Before producing its revised draft regulatory plan, with a view to a second reading which was to take into account Parliament's choices, the Commission delayed until Parliament was stood down for elections. That was the first irregularity. Thus on 18th. May 2004, neither having reopened consultation, nor taken expert advice on Parliament's position, nor proceeded to public hearings, the Commission submitted an improvised second version of its directive, completely ignoring Parliament's work, practically taking a diametrically opposed position and even hardening in some ways their position at first reading. Council adopted this in principle after very brief debate where Parliament's position was nowhere alluded to, a second irregularity.

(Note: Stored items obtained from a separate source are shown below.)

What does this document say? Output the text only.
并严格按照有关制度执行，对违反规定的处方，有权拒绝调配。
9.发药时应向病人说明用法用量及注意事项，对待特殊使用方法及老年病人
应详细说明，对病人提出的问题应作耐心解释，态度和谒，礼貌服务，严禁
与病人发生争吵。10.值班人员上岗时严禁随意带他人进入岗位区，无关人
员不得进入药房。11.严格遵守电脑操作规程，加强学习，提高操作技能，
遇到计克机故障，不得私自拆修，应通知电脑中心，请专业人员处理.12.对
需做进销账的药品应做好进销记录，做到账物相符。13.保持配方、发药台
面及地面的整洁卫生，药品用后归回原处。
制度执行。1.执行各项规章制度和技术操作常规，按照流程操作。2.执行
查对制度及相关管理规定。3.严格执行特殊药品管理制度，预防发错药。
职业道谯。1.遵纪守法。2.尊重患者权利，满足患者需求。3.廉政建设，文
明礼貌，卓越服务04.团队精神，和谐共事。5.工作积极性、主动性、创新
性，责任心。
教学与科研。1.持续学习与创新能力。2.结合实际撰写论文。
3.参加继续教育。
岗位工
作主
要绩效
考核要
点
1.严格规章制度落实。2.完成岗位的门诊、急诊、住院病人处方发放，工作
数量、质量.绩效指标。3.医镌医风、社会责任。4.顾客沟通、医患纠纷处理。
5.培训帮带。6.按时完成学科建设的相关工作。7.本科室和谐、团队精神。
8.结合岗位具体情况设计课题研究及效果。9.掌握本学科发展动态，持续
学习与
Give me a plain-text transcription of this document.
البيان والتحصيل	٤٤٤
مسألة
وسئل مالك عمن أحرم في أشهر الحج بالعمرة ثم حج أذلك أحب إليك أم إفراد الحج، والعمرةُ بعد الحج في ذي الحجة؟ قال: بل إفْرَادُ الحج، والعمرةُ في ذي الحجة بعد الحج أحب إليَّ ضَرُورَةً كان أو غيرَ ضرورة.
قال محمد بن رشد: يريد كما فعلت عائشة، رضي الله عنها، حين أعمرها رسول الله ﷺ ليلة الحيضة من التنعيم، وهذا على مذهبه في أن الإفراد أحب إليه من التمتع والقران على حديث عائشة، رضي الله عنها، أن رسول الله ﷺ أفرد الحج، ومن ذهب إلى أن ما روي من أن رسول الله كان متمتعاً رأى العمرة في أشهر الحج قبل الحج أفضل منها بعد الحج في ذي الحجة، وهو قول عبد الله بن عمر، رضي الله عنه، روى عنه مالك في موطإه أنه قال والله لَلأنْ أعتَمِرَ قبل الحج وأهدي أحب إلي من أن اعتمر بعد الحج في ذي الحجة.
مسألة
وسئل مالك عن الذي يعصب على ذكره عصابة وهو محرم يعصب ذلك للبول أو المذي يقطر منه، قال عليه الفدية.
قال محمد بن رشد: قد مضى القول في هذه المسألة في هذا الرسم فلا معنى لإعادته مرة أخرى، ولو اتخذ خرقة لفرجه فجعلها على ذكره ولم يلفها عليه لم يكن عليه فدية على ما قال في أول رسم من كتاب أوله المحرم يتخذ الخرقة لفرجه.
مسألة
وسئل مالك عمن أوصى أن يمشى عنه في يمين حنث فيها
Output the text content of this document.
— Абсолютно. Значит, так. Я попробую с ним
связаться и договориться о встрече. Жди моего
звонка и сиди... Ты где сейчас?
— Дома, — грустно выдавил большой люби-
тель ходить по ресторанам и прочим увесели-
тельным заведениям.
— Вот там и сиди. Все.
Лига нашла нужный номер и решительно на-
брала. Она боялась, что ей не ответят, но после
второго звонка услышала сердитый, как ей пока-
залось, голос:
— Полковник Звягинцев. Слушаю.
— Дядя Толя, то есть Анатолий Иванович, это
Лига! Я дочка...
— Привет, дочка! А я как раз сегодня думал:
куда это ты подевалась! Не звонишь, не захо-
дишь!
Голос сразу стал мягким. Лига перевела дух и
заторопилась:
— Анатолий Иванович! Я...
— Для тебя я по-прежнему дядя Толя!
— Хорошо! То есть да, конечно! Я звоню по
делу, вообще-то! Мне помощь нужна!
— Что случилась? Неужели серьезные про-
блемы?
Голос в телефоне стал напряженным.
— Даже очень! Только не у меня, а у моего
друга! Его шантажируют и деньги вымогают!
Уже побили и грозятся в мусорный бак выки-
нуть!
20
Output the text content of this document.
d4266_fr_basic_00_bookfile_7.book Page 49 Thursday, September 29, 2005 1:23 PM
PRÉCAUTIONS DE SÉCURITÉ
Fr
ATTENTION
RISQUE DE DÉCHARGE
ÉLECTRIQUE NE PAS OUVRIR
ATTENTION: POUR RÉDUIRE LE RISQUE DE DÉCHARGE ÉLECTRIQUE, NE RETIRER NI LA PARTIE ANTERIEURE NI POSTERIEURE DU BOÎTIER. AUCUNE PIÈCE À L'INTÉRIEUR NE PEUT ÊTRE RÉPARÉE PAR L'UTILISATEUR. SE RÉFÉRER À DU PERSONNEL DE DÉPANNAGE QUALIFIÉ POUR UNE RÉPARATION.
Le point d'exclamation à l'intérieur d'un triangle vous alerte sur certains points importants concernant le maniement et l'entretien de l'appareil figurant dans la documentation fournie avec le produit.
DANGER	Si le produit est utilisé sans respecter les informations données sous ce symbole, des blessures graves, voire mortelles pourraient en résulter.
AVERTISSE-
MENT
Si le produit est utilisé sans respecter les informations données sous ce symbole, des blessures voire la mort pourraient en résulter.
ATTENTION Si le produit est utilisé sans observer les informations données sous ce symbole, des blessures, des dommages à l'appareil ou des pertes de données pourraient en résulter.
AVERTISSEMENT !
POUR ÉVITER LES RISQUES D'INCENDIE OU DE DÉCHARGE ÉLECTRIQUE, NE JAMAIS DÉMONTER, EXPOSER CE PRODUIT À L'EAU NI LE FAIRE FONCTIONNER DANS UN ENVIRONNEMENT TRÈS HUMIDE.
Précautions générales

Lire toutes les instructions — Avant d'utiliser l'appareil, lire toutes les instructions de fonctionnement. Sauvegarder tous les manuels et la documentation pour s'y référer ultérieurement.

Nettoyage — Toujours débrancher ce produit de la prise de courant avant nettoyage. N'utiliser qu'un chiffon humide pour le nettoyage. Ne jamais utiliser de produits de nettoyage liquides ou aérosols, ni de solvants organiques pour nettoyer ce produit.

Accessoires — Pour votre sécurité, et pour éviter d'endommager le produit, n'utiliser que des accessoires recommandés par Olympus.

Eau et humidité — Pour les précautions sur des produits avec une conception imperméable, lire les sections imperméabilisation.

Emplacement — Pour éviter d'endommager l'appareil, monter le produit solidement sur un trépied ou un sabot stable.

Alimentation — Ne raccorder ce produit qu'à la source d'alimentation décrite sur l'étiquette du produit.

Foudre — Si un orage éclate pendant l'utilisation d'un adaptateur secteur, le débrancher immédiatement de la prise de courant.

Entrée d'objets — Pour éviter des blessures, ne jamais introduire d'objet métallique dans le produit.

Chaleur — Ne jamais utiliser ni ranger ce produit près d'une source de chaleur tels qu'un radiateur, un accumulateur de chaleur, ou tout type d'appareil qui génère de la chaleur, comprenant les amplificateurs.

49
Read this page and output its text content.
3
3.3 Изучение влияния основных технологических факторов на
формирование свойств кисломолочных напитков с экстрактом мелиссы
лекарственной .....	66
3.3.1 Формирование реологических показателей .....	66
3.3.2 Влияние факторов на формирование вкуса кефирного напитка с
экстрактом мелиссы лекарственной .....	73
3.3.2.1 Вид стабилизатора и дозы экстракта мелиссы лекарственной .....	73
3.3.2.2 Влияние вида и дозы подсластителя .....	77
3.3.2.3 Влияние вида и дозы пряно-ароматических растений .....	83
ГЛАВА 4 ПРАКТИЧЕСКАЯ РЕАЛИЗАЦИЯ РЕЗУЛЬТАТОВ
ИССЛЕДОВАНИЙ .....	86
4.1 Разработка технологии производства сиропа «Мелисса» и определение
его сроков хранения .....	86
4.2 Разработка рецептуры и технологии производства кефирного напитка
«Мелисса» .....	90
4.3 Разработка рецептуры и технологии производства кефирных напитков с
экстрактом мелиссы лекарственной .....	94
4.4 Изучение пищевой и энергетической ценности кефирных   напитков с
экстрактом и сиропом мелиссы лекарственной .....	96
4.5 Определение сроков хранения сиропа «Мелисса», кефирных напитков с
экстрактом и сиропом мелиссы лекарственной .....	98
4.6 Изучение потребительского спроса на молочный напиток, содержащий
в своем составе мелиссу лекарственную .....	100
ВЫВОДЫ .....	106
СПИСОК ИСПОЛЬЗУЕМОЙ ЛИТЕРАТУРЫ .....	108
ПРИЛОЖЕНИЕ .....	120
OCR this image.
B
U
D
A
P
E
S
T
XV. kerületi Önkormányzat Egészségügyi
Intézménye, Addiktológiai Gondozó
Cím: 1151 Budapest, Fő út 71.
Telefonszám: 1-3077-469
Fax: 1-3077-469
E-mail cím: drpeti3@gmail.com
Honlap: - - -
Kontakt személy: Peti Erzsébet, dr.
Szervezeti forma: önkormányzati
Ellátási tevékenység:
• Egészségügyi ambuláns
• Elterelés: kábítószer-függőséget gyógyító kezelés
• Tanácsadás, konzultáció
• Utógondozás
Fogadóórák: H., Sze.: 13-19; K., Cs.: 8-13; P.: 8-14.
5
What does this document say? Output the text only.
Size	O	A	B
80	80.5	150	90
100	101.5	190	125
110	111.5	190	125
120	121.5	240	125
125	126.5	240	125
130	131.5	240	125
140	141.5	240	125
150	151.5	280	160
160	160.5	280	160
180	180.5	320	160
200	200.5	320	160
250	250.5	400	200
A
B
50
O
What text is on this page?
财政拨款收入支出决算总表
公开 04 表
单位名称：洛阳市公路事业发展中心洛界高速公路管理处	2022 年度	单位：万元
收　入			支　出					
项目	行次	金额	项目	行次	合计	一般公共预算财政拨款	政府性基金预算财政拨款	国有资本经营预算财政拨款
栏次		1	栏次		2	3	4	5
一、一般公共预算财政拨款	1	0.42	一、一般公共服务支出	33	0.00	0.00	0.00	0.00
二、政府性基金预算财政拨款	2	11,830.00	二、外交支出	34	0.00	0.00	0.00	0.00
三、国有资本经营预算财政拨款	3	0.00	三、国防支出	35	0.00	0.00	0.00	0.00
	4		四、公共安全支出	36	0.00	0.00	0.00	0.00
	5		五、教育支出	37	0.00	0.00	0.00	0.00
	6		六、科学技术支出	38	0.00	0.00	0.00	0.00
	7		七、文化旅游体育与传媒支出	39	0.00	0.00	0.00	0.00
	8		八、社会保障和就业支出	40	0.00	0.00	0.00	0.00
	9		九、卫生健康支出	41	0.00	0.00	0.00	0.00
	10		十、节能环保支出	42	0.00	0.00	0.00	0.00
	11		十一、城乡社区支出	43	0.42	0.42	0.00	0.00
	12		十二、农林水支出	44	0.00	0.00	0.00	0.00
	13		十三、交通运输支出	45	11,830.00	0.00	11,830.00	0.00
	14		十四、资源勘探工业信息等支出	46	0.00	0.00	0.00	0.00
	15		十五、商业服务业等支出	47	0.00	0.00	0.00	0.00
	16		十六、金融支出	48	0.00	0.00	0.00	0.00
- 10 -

This business had to run its course in legal terms, with a formal gathering of consensus. The Irish presidency, making its presence felt simply from the fact that its website is sponsored by Microsoft, applied itself to this task by classifying the proposal "A", ready for adoption without debate. This item was submitted to three councils, including two fishing councils, by the Irish and Dutch presidencies.

Despite silence from both the German and Dutch governments, which nonetheless had seen their national parliaments in open revolt against the position taken by their governments on these matters, the three attempts to have them rammed through as "A" items failed, thanks to the courage first of the Polish government, then the Danish as of the day before yesterday.

To try on such standover tactics three times in succession is a third irregularity. Confronted with this situation, for which you are in no wise culpable, do please understand Mr Commissioner that the European Parliament, including its delegate yours truly, think it stinks to high heaven.

I have specific questions flowing in quick succession from all this.

1 - Will the Commission now be able to see that its present text shall not pass, and suggest to the Council of Ministers the reworking of the second version's revisions?

2 - Can the Commission explain just how it sees Parliament's suggestions as irrelevant?

3 - Will the Commission continue to deny that the text submitted to the Council allows for patenting any software item? What then does it make of the results of the second hearing organised by the Polish Government in November 2004, where all the industrialists present came to the opposite conclusion?

4 - Just how does the Commission reconcile the position of the defenders of the second version of its text, saying it confines itself to codifying the existing practice of the European Patent Office, with that of those who affirm that it does not permit the patentability of software? note: M. Rocard seems to be saying that the EPO's current practice is to grant software patents.

5 - Does the Commission intend to validate the thousands of EPO patents granted concerning the organisation of computer-based data, or business methods patents, and potentially those which may be granted for pedagogical or surgical purposes?

6 - Can the Commission bring itself to admit that a definition of what is "technical" such as "using technical means" is quite tautological and cannot therefore suffice to distinguish that which is patentable from that which is not?

7 - If in the Commission's eyes reference to putting natural forces (material and energetic) to work is not relevant as a basis for distinguishing what is patentable from what is not, can the Commission propose another, since our principal objective as lawmakers is precisely to propose one?

8 - Finally, does not the Commission consider that it may be time to advise the Council of Ministers that it withdraws its scheme, and to ready itself to redo the whole thing from new?